I rub my face with the flat of my hand. Behind my eyes, a fractured kaleidoscope slowly rotates, releasing small shards of multicolored glass that fall onto my lap, radiating light in the dimness of my bedroom. I brush them away. On weekday mornings, I can’t wallow in what I’d rather be doing with my time. For now, all that matters is the eighty-slide deck in front of me: a leviathan of cruelly misaligned bullet points and unruly fonts over which that I have been agonizing for nine weeks. What did people in this industry even do before the advent of PowerPoint?
I am painstakingly shifting a cursor left and right, a million micromovements involving one calloused fingertip against the chrome mousepad. No crusader has ever felt a stronger commitment to the divinity of struggle than I at this moment. PowerPoint leers at me, its red-orange icons twisting in the periphery of my vision. Its torments are numerous and varied. I have spent the last hour of my finite life changing the typeface of select words from normal to bold, obsessing over my selections, begging God for the guidance of infinite wisdom, and then reverting the changes in a fit of pique.
Professional work, a career, a “sector,” a CV like a beaded string, in which each glass bauble represents a new attempt to configure an adult identity, to carve out, from the mottled clay of endless days, the shining form of perfect purpose. When I explain what I do to new acquaintances, I use words like “liaise,” “craft,” and “grow,” stirring these terms into conversations in a lofty tone, generally striving to cultivate the impression that I am a conjuror communing with the deep from within the darkness of a cubicle. In actuality, I spend most of my time neck-deep in the minor intricacies of a slide deck, every wrinkle in my satin blouse illuminated under pitiless white bulbs, while pretending not to notice the tensions flaring around the water cooler as two suited sixty-year-olds, each drawing from a seemingly infinite well of moss-covered grievances, circle each other with toothy grins and vacant eyes, like wary, tail-thumping predators returning for a final showdown on the savanna.
Free from Pygmalion and in search of pure freedom, Galatea steps off her pearly bed and boards the commuter train. She drowns out the sounds of rattling wheels by way of chrome-coated, teardrop-shaped earbuds. Brushing her hair out of her face, she casts her gaze around the subway car and lands on me, a figure clumsily pressed against the door, the strap of my bag digging into my shoulder.
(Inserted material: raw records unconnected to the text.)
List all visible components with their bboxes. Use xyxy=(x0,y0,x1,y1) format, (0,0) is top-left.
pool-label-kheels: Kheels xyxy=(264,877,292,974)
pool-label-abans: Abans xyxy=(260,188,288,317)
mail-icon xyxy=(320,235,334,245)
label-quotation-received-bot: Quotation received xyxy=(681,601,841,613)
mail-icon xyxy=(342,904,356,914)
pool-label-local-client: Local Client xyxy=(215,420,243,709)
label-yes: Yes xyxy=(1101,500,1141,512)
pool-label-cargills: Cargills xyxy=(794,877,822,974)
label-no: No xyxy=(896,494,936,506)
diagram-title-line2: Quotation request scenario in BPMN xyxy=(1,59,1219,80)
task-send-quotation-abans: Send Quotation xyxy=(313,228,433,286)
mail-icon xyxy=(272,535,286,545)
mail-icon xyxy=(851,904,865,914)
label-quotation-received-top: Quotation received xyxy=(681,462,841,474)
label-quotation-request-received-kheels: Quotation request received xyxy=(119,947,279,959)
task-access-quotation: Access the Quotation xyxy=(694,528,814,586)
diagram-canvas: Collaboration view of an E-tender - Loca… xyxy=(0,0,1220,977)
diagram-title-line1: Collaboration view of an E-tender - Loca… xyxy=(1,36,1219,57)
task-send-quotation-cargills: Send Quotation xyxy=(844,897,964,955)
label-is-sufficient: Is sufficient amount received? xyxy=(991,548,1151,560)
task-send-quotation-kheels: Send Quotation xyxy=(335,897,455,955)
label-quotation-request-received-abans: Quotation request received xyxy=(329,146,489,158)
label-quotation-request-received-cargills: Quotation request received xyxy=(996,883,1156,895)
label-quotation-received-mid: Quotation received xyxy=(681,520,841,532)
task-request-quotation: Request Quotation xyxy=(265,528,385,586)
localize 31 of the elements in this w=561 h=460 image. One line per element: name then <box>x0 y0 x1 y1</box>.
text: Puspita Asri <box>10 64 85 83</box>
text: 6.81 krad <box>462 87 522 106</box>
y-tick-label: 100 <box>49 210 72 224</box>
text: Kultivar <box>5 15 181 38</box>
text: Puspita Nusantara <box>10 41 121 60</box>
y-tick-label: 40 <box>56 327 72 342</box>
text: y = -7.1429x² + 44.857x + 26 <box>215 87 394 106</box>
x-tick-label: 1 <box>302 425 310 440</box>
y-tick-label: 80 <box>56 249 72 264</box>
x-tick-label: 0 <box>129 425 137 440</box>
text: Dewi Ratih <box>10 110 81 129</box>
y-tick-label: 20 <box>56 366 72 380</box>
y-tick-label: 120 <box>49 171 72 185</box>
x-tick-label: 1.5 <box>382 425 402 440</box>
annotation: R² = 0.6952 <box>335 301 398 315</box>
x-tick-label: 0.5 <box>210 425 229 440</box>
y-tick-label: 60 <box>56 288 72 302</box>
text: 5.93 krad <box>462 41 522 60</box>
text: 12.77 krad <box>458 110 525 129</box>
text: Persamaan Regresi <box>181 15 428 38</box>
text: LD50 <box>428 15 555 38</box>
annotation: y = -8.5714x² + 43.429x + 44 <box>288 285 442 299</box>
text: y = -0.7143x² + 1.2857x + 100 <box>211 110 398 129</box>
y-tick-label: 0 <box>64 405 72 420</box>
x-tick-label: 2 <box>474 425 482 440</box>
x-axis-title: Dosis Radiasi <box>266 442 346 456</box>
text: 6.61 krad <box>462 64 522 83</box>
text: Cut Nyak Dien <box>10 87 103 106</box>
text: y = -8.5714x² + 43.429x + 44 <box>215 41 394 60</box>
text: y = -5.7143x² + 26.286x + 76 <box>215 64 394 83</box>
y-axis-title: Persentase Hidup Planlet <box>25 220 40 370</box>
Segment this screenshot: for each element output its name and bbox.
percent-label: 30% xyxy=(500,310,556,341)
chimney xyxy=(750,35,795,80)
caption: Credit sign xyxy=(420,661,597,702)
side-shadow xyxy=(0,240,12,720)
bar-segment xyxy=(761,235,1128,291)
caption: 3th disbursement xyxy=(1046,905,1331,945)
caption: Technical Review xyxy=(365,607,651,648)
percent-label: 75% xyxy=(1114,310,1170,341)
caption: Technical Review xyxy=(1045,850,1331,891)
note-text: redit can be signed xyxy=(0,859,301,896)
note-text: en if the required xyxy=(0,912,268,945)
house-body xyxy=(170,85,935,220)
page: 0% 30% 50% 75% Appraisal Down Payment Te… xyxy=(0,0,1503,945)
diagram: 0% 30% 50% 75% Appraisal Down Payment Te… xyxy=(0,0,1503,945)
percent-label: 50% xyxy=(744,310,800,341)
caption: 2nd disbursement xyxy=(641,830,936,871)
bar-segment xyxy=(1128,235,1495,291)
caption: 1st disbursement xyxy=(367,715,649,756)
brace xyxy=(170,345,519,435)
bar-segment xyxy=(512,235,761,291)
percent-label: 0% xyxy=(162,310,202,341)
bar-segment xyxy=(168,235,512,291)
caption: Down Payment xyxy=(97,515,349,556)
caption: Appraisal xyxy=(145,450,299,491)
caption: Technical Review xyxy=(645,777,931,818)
She meets my eyes and fixes me with a disdainful look. She can see the churning seas within me and finds my lack of courage, as I sit in my canoe rattled by waves, unable to seize the oar, contemptible. I shrug. I understand her disdain. I even share it. But some of us have relinquished the need to find work meaningful, though we still light a candle, in the dead of night, for our former, and now long-lost, fantasy of the future. That fantasy is a crystalline vision that splintered away to flower in a different universe, leaving behind only a few shards embedded in the mind. But Galatea doesn’t care about the mourning I’ve already done, and the closure I think I feel. She only sees the outcome, and she despairs.
At the office, I glue myself to the PowerPoint with all the joyless energy of a black hole. I click idly, squashing each imaginative, unproductive thought that stirs from the muck of my mind-at-work with methodical, emotionless totality, as though vacuuming up a frothy, bronze-colored galaxy. The dusty glow of the stars, seized in a fist of spacetime, twists, warps, and then vanishes. The light at the back of my brain dims and goes out. Nothing is left in the small, tender place where my dreams used to live. But the best (worst?) thing about dreams is their infinite powers of resurrection. The kaleidoscope doesn’t stop turning. Galatea doesn’t give up. Tomorrow morning, I will wake and, hand groping for my phone lodged somewhere in the sheets, my mind will bump into the revived fantasy in all its cosmic, catastrophic lust for life. Galatea will meet my eyes again on the train and smile, this time, with new faith in my ability to be a vessel for true purpose. “Quit your job,” she’ll mouth at me. “Do anything else.” The sun will flash through the windows as I turn away, heart aflame.